His trouble with the law – this time – springs from his having manufactured a “restore disk” that you could use to restore your software after a crash. One thing he provided on the disk was a copy of Microsoft software to re-install. He found that many customers either were, or felt (which amounts to the same thing) unable to restore this software themselves, and perfectly restorable computers were being thrown out in favor of new purchases because customers couldn’t get their old ones to work.

Now, let’s be clear about four indisputable facts:

  1. Lundgren was not authorized to download the software, so he did break the law – as he admitted by pleading guilty (though he appealed the jail sentence as excessive).
  2. The disks could not be used on a computer that did not already have a paid-up license for the software, and anyone with a paid-up license is allowed to re-download the software for free, so Lundgren didn’t cost Microsoft a single thin dime that it was ethically entitled to.
  3. Microsoft wanted this case prosecuted because they wanted to collect sales revenue by getting people to dump perfectly good computers in our landfills so they’d have to buy new computers with new software.
  4. Only a coward or idiot of a prosecutor would charge a case like this.

There’s nothing wrong with making a buck as you do good for the world.
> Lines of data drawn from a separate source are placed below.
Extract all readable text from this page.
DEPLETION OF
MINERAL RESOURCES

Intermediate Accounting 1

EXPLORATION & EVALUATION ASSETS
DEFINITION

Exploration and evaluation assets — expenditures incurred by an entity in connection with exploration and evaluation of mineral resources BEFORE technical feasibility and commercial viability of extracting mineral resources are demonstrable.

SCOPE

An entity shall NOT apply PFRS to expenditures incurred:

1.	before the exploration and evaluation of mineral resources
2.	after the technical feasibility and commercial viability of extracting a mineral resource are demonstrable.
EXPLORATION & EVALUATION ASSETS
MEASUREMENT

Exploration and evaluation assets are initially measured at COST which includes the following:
But there is something wrong with making a buck by not doing good for the world. And there is a whole lot wrong with sending a man to jail for 15 months so a company can make a buck off actively harming its own customers.

I’m proud to nominate Eric Lundgren for The Al.

Image HT

2 Responses to For The Al: Eric Lundgren

  1. matthewladner says:

    I used to hate Microsoft, and now I’ve got that feeling once again. FREE LUNDGREN!!!!!!!!!!!!